DCASE2017 Workshop

Workshop on Detection and Classification of Acoustic Scenes and Events

16 - 17 November 2017, Munich, Germany

Contact

DCASE Workshop

Sponsors

Audio Analytic

Google

Research at Google

DCASE 2017 Workshop is the second workshop on Detection and Classification of Acoustic Scenes and Events, being organized for the second time in conjunction with the DCASE challenge. We aim to bring together researchers from many different universities and companies with interest in the topic, and provide the opportunity for scientific exchange of ideas and opinions.

The technical program will include invited speakers on the topic of computational everyday sound analysis and recognition, and oral and poster presentations of accepted papers. In addition, a special poster session will be dedicated to the DCASE 2017 challenge entries.

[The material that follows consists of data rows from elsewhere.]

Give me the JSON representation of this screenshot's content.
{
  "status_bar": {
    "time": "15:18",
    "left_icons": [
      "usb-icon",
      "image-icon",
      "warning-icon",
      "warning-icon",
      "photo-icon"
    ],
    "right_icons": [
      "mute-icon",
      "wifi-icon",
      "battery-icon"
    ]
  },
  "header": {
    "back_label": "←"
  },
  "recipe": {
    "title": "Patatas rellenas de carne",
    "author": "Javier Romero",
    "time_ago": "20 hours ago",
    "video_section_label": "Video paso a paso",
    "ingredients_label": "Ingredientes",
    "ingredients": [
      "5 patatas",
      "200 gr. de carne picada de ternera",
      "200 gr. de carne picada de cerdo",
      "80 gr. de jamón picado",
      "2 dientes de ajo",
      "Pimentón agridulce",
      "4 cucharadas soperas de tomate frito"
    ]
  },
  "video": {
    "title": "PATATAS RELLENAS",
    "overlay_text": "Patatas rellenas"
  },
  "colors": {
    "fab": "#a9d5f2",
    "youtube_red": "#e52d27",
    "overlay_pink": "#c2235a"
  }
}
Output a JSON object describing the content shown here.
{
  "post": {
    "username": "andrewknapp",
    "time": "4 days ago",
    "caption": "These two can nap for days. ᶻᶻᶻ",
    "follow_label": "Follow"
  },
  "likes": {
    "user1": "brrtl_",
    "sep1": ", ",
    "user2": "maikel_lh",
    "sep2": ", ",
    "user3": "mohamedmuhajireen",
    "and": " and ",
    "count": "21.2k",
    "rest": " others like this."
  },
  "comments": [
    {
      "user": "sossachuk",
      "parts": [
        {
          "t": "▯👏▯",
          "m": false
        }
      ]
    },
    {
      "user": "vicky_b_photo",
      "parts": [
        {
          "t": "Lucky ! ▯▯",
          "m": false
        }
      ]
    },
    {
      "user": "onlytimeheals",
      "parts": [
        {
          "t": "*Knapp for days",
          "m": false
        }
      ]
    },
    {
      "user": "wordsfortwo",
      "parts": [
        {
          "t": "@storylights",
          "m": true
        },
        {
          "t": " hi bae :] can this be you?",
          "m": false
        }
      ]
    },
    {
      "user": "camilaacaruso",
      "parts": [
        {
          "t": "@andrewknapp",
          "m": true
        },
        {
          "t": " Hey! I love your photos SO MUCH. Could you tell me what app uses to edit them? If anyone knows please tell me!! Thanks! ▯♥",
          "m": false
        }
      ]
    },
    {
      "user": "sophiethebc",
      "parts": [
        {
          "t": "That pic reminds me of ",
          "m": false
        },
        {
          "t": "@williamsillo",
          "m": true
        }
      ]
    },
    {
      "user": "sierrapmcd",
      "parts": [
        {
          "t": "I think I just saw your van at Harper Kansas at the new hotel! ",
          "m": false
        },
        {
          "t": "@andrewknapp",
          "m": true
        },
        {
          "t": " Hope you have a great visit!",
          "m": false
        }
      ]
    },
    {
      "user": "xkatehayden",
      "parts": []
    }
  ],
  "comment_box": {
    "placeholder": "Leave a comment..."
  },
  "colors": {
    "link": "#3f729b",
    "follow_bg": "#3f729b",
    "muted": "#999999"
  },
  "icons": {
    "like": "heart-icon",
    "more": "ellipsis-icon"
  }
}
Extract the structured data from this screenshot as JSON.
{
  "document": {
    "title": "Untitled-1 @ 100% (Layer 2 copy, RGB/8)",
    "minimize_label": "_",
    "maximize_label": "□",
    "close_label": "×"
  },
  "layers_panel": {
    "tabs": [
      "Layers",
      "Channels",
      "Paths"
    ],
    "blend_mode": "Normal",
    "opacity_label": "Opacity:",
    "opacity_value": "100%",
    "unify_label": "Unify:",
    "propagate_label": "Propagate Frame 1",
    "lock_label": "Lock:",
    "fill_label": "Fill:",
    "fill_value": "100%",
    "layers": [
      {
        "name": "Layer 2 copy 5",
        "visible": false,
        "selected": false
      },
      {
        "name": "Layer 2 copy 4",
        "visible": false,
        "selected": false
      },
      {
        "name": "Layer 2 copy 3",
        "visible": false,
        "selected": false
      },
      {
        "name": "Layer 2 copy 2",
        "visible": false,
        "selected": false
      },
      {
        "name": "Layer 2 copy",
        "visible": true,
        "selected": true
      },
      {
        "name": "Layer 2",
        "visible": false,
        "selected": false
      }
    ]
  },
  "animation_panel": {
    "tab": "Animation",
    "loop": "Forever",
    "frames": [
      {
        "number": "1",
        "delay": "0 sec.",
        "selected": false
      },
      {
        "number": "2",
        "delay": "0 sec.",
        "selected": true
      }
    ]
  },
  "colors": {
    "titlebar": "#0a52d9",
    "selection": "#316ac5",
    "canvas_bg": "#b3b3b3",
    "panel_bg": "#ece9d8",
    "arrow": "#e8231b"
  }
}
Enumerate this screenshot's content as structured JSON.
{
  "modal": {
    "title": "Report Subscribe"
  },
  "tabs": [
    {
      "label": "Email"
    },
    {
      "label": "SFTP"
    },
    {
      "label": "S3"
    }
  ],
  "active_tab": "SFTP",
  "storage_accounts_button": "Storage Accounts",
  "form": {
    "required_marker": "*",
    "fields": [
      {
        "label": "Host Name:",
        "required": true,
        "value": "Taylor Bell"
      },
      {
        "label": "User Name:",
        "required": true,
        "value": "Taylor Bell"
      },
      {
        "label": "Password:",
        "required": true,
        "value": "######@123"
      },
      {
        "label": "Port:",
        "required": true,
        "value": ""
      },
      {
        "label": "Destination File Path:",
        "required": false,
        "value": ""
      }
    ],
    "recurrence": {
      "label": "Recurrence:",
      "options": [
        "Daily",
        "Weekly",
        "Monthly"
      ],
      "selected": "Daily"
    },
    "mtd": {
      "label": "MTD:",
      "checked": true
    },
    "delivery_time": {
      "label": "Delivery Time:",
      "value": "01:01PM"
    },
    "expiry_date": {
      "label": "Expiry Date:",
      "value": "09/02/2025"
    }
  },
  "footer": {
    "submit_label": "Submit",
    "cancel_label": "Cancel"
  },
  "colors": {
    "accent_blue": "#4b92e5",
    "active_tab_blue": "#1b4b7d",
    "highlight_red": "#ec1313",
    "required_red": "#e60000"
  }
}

The workshop is organized as a one-and-a-half day event, to be held on 16-17 November 2017 at Hotel Maritim, Munich, Germany.

Topics

We invite submissions on the topics of computational analysis of acoustic scenes and sound events, including but not limited to:

Tasks in computational environmental audio analysis

Acoustic scene classification
Sound event detection and localization
Audio tagging
Challenges in real-life applications (e.g., rare events, overlapping sound events, weak labels)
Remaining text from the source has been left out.